Credit Suisse unit found guilty of obstructing Japanese inquiry

A subsidiary of Credit Suisse has been found guilty by a Japanese court of obstructing an investigation into allegations that the bank helped clients to conceal losses. It is the first time a foreign bank has been found guilty of criminal charges in Japan.
A district court in Tokyo on Thursday fined Credit Suisse Financial Products (CSFP) 40 million yen (SFr555,000). CSFP is a London-based derivatives trading subsidiary of Swiss financial group Credit Suisse.
“The obstruction of the government inspection by the defendant bank involved the whole branch, and it was planned and it was systematic. It carries grave responsibility,” said Judge Masazo Ogura.
The court found that the bank had tried to hide documents from Japan’s financial watchdog, the Financial Supervisory Agency (FSA), when inspectors raided the bank’s premises in January 1999.
The FSA was probing allegations that CSFP was helping clients to conceal losses by selling derivatives. The agency has been cracking down on the practice in recent years.
CSFP denied that staff had been ordered to conceal documents and said any such actions were carried out on individuals’ own initiative. However, it said it accepted the court’s ruling.
“We are definitely not going to appeal,” said Tom Grimmer, a spokesman for the Credit Suisse group.
Inspectors from the FSA first raided the bank’s Tokyo branch in January 1999 in what was the first major inspection of a foreign financial institution.
“CSFP staff did not hand out some documents, though inspectors asked it to submit all documents. With the evidence submitted to the court, it is possible to conclude that CSFP tried to evade inspection,” Ogura said.
CSFP insisted in the hearings that staff, taken aback by the surprise raid, had shredded documents and a sent a large number of important papers to the bank’s London headquarters. But it denied having ordered any such action.
Prosecutors rejected the argument, citing testimony by a junior staff member that the head of the branch, Shinji Yamada, was present to select what could or could not be disclosed.
Yamada, who was also a member of CSFP’s board, was found guilty on criminal charges in the same case, and sentenced to four months in prison and two years of probation. He had previously received a retirement allowance worth about one billion yen upon leaving CSFP after the inspections.

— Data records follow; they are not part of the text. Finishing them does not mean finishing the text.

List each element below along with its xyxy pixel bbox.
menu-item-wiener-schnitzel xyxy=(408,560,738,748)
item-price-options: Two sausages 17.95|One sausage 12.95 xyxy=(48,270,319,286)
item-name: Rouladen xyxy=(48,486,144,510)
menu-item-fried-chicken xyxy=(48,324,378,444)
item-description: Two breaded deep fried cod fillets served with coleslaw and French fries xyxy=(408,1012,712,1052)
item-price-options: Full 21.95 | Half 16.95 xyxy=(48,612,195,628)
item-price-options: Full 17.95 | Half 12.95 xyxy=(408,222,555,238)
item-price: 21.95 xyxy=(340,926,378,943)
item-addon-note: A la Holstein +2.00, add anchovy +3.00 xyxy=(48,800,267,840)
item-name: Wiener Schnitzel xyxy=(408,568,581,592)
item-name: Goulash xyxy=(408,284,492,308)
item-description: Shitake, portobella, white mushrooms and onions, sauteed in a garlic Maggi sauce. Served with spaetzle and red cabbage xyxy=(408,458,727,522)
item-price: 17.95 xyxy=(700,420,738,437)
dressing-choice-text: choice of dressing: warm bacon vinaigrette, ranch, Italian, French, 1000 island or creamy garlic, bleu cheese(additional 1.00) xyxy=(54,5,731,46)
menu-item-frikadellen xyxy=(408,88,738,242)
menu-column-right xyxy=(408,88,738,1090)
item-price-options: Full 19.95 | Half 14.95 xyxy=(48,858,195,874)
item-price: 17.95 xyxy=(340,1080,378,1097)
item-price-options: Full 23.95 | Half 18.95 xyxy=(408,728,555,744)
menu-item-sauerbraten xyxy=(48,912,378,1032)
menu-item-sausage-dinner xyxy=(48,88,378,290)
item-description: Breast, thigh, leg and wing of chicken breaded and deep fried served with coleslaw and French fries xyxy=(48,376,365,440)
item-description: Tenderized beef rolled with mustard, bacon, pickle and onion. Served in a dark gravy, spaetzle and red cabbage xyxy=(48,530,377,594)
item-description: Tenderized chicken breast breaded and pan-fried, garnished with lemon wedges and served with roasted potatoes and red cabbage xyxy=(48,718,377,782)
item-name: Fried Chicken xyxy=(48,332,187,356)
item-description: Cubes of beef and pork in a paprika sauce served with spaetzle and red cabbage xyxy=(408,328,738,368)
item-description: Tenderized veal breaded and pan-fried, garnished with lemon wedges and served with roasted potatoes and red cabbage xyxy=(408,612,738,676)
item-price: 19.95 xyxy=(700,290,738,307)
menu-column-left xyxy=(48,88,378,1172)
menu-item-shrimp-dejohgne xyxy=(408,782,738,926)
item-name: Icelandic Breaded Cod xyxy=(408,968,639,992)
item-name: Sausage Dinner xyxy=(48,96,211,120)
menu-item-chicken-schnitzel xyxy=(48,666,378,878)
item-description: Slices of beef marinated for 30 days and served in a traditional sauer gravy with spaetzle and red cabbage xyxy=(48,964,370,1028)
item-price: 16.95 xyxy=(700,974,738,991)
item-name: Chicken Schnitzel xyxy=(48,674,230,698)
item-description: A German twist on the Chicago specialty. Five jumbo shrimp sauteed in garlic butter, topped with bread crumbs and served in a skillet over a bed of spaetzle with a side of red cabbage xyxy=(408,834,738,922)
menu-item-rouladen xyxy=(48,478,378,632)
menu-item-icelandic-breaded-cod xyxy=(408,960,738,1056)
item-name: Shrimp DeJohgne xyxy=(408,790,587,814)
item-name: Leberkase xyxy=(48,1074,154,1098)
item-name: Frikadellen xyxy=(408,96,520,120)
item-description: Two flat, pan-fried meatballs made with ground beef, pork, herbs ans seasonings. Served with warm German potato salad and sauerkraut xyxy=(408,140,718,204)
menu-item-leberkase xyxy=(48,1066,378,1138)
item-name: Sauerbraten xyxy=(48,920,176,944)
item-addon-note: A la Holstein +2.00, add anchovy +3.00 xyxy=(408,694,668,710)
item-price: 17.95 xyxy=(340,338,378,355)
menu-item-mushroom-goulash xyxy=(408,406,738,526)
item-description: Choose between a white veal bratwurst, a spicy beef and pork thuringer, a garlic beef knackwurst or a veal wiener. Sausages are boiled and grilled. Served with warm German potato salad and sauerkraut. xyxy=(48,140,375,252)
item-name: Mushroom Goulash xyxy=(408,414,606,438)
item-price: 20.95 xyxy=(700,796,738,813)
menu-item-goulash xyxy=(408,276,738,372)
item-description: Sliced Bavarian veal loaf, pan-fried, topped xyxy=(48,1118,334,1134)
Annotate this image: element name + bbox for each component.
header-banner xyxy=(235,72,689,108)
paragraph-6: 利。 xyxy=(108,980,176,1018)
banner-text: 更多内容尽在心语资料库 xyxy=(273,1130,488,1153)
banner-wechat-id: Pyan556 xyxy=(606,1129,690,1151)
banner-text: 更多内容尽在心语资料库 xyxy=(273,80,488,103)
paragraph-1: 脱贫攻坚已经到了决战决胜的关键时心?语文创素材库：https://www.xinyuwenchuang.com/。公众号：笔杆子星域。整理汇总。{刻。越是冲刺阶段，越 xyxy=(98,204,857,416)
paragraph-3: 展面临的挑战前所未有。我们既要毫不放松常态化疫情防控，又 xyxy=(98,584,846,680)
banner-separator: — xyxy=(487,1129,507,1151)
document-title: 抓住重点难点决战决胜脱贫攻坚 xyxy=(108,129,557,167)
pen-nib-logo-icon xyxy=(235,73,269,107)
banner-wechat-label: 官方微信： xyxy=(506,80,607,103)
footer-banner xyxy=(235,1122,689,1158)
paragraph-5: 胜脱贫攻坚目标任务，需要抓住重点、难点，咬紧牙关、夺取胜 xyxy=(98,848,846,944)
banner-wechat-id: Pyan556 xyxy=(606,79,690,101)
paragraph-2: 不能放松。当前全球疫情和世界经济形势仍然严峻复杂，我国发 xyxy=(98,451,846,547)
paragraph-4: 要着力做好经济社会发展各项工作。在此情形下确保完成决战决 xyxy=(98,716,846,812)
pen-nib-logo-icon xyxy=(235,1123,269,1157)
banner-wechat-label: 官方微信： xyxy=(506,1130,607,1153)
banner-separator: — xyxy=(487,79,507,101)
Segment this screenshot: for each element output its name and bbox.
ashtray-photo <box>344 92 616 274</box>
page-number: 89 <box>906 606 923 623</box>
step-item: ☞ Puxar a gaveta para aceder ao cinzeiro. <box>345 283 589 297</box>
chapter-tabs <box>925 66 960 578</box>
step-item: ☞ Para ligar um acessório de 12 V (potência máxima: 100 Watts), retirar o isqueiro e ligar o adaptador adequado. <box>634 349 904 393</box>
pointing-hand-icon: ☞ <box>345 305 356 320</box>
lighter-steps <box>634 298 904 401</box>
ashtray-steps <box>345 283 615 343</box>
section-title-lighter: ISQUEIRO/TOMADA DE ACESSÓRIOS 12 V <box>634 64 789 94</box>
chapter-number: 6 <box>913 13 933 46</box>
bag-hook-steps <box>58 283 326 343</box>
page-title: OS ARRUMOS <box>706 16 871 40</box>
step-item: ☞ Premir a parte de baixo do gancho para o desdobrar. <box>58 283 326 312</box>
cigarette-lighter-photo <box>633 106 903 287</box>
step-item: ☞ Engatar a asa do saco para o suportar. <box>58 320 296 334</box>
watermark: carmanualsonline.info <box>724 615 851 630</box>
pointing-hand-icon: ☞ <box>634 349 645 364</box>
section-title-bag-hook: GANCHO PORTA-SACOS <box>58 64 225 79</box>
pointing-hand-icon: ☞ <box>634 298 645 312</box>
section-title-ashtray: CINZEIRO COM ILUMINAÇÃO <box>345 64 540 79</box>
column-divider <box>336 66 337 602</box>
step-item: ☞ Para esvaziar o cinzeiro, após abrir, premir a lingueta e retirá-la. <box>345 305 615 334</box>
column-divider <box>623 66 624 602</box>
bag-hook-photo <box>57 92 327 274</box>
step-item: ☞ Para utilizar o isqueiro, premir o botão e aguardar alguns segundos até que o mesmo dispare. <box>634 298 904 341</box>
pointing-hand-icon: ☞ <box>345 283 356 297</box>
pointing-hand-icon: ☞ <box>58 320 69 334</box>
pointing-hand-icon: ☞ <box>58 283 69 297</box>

In 1999, CSFP was stripped of its business licence in Japan.
Following Thursday’s court ruling, Credit Suisse said group intended to expand its investment banking and equity research business in Japan.
“We intend now to put this incident behind us and move ahead in further building our franchise in Japan,” the bank said in a statement.
Credit Suisse is not the only foreign bank to have fallen foul of Japanese financial regulators.
Last Tuesday, the Securities and Exchange Surveillance Commission recommended that the FSA take punitive action against the Tokyo branch of CIBC World Markets, the brokerage unit of Canadian Imperial Bank of Commerce.
It is suspected of selling derivative products to help clients hide losses.
Last May, the FSA banned Deutsche Securities from engaging in over-the-counter derivatives trade for six months after it broke the law by helping clients hide losses.